Paintball pro plays the game globally

9/4/2003
BY KARIN KOWALSKI
BLADE STAFF WRITER
A paintball leaves Colby Gallagher's gun. His team, Bad Company, is based out of Washington, D.C.
A paintball leaves Colby Gallagher's gun. His team, Bad Company, is based out of Washington, D.C.

“Oh,” Colby Gallagher's mother said when he told her his plans for the weekend. He was going to Toulouse, France, to play paintball.

International weekend trips happen about six times a year for Mr. Gallagher, 21, of Sylvania Township, a professional paintball player on a team that travels to tournaments throughout the United States and Europe.

“It's really fun,” Mr. Gallagher said. “But we don't get to do much touristy stuff.”

He's a senior majoring in business at Bowling Green State University and has been playing paintball for 10 years. A friend from elementary school invited him to play, and he gradually got hooked.

The game is a version of capture-the-flag on a field with lots of inflatable, can-shaped obstacles. When a player gets hit by a paintball, he is out. The object in a 10-minute game is to eliminate the other players and get their flags.

“It's just a grownup game of tag,” said Jamie Wright, a friend of Mr. Gallagher's. “You get an adrenaline rush out of it.”

Paintballs are similar to bath beads in structure. Getting hit with one feels like being snapped with a towel and occasionally leaves round bruises, Mr. Gallagher said.

Paintball used to be an underground sport. People would play in the woods and wear camouflage, but now it is getting more recognition. People are playing out in the open, and audiences at tournaments are growing, said Mr. Wright, 25, of West Toledo.

Mr. Wright plays in a high-level 10-man paintball team that also goes on the National Professional Paintball League circuit. He first got interested in paintball when he saw it in the movie Gotcha! He's been playing for seven years and played on a professional team for two years. He met Mr. Gallagher at Action Enterprises, a paintball equipment store in Toledo that is now closed. They played on the same team for a year.

The sport is getting recognition as people see that there are plays and strategies in it.

“It's kind of like chess on the ground,” Mr. Wright said.

Mr. Gallagher started playing on a local paintball team about six years ago and worked at Action Enterprises. He kept playing more and more at tournaments, joining better and better teams until he joined a pro team last February.

Mr. Gallagher's team, Bad Company, is based out of Washington and has seven players from there and from as far away as Denver. The team plays in two different leagues, the National Professional Paintball League, which has five tournaments a year, and the Millennium Series, which has six events in Europe each year. The team, ranked No. 5 in the United States, placed fourth at its most recent tournament in New York last month.

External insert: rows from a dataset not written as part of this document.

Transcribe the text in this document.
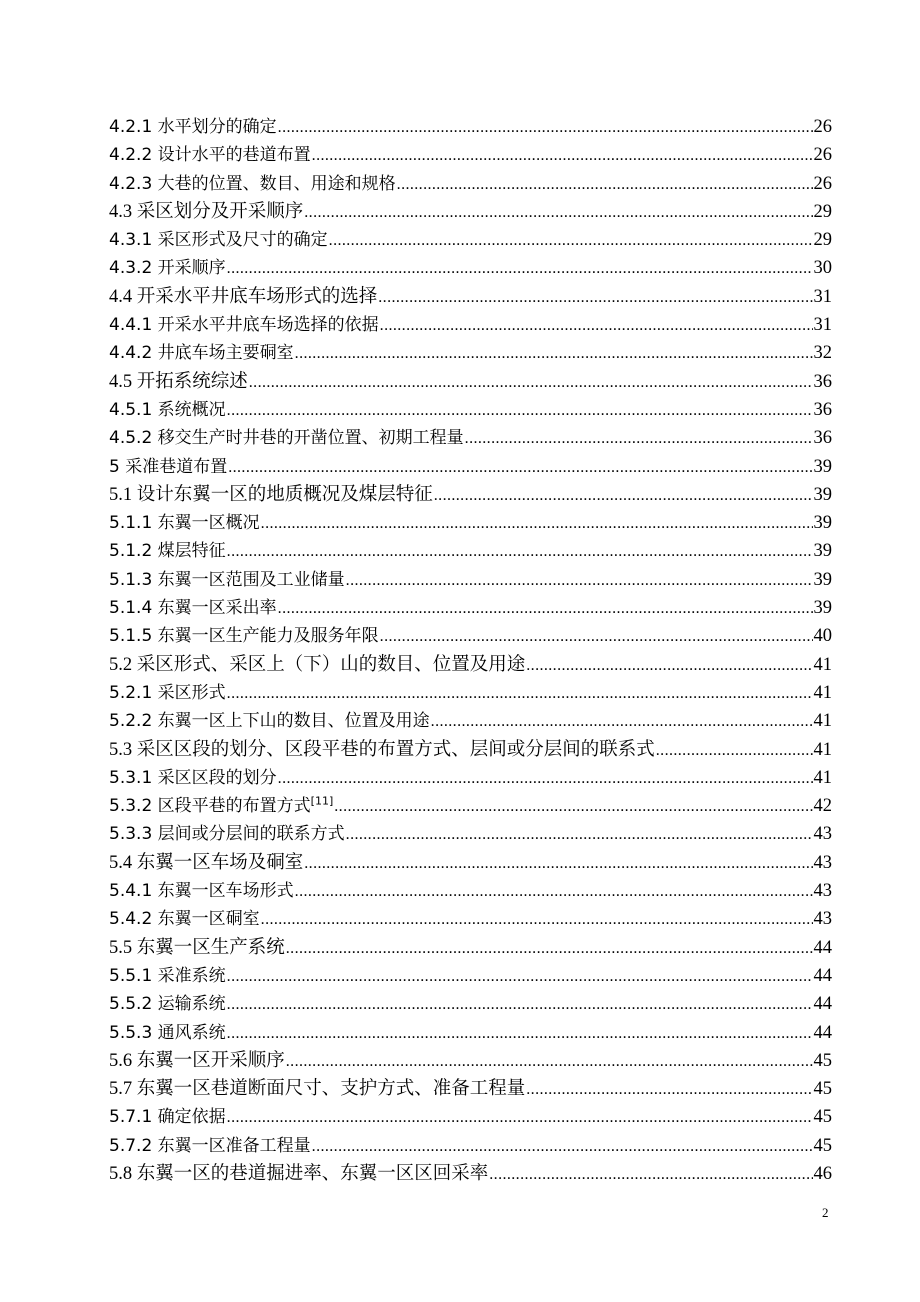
4.2.1 水平划分的确定 .....	26
4.2.2 设计水平的巷道布置 .....	26
4.2.3 大巷的位置、数目、用途和规格 .....	26
4.3 采区划分及开采顺序 .....	29
4.3.1 采区形式及尺寸的确定 .....	29
4.3.2 开采顺序 .....	30
4.4 开采水平井底车场形式的选择 .....	31
4.4.1 开采水平井底车场选择的依据 .....	31
4.4.2 井底车场主要硐室 .....	32
4.5 开拓系统综述 .....	36
4.5.1 系统概况 .....	36
4.5.2 移交生产时井巷的开凿位置、初期工程量 .....	36
5 采准巷道布置 .....	39
5.1 设计东翼一区的地质概况及煤层特征 .....	39
5.1.1 东翼一区概况 .....	39
5.1.2 煤层特征 .....	39
5.1.3 东翼一区范围及工业储量 .....	39
5.1.4 东翼一区采出率 .....	39
5.1.5 东翼一区生产能力及服务年限 .....	40
5.2 采区形式、采区上（下）山的数目、位置及用途 .....	41
5.2.1 采区形式 .....	41
5.2.2 东翼一区上下山的数目、位置及用途 .....	41
5.3 采区区段的划分、区段平巷的布置方式、层间或分层间的联系式 .....	41
5.3.1 采区区段的划分 .....	41
5.3.2 区段平巷的布置方式[11] .....	42
5.3.3 层间或分层间的联系方式 .....	43
5.4 东翼一区车场及硐室 .....	43
5.4.1 东翼一区车场形式 .....	43
5.4.2 东翼一区硐室 .....	43
5.5 东翼一区生产系统 .....	44
5.5.1 采准系统 .....	44
5.5.2 运输系统 .....	44
5.5.3 通风系统 .....	44
5.6 东翼一区开采顺序 .....	45
5.7 东翼一区巷道断面尺寸、支护方式、准备工程量 .....	45
5.7.1 确定依据 .....	45
5.7.2 东翼一区准备工程量 .....	45
5.8 东翼一区的巷道掘进率、东翼一区区回采率 .....	46
2
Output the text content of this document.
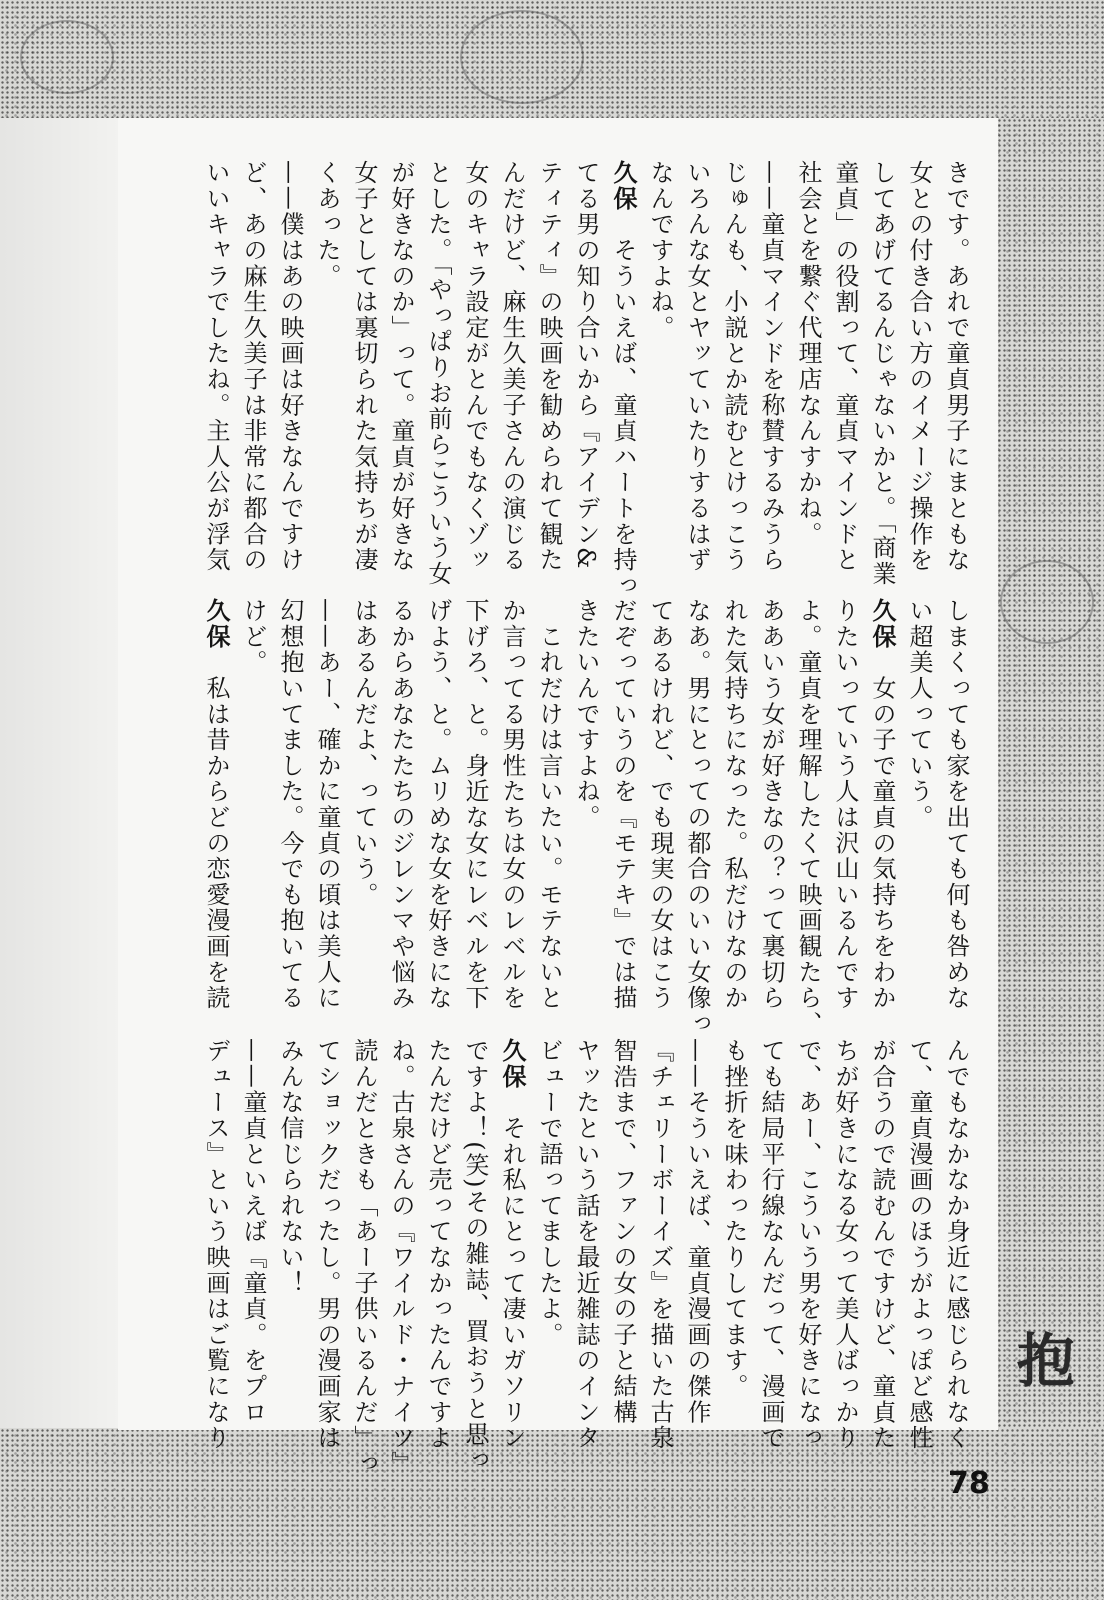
きです。あれで童貞男子にまともな
女との付き合い方のイメージ操作を
してあげてるんじゃないかと。「商業
童貞」の役割って、童貞マインドと
社会とを繋ぐ代理店なんすかね。
——童貞マインドを称賛するみうら
じゅんも、小説とか読むとけっこう
いろんな女とヤッていたりするはず
なんですよね。
久保　そういえば、童貞ハートを持っ
てる男の知り合いから『アイデン&
ティティ』の映画を勧められて観た
んだけど、麻生久美子さんの演じる
女のキャラ設定がとんでもなくゾッ
とした。「やっぱりお前らこういう女
が好きなのか」って。童貞が好きな
女子としては裏切られた気持ちが凄
くあった。
——僕はあの映画は好きなんですけ
ど、あの麻生久美子は非常に都合の
いいキャラでしたね。主人公が浮気
しまくっても家を出ても何も咎めな
い超美人っていう。
久保　女の子で童貞の気持ちをわか
りたいっていう人は沢山いるんです
よ。童貞を理解したくて映画観たら、
ああいう女が好きなの？って裏切ら
れた気持ちになった。私だけなのか
なあ。男にとっての都合のいい女像っ
てあるけれど、でも現実の女はこう
だぞっていうのを『モテキ』では描
きたいんですよね。
　これだけは言いたい。モテないと
か言ってる男性たちは女のレベルを
下げろ、と。身近な女にレベルを下
げよう、と。ムリめな女を好きにな
るからあなたたちのジレンマや悩み
はあるんだよ、っていう。
——あー、確かに童貞の頃は美人に
幻想抱いてました。今でも抱いてる
けど。
久保　私は昔からどの恋愛漫画を読
んでもなかなか身近に感じられなく
て、童貞漫画のほうがよっぽど感性
が合うので読むんですけど、童貞た
ちが好きになる女って美人ばっかり
で、あー、こういう男を好きになっ
ても結局平行線なんだって、漫画で
も挫折を味わったりしてます。
——そういえば、童貞漫画の傑作
『チェリーボーイズ』を描いた古泉
智浩まで、ファンの女の子と結構
ヤッたという話を最近雑誌のインタ
ビューで語ってましたよ。
久保　それ私にとって凄いガソリン
ですよ！(笑)その雑誌、買おうと思っ
たんだけど売ってなかったんですよ
ね。古泉さんの『ワイルド・ナイツ』
読んだときも「あー子供いるんだ」っ
てショックだったし。男の漫画家は
みんな信じられない！
——童貞といえば『童貞。をプロ
デュース』という映画はご覧になり	抱
78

There the team played against 115 teams, about 15 of which were professional. The team placed eighth in July at Toulouse, the World Cup of the European series.

Bad Company has two-day practices before each tournament. The players travel to Florida, North Carolina, or the northeast to practice anywhere there are good fields and good teams.

Back home, Mr. Gallagher practices on his own with friends on a paintball field in Ann Arbor because it's centrally located.

Paintball can be an expensive hobby. A case of 2,000 balls, enough for an afternoon's play, costs about $60. Being outfitted with clothes, goggles, face masks, air or carbon dioxide tanks could cost $200, while some players may spend as much as $3,000 on just a paint gun.

Mr. Gallagher's team is sponsored by Kingman International Corp., a company that manufactures paintball guns; Raven USA, a paintball accessory company, and Zap Paintball, Inc., a British paint manufacturer. The team makes money when it win tournaments, but usually it wins paintball equipment and makes money by selling it. Only a few players can live off the money they win in paintball tournaments.

Most professional paintball players are 20-35 years old, but Mr. Gallagher has seen novices as young as 14 and players as old as 60.

Audiences for paintball games have grown significantly in the last three years, he said. His team signs posters to give out to fans, usually younger players. They also sign and give away their jerseys at the end of each tournament.

There are about 12 national-level paintball players in the Toledo area and about 5,000 amateur players.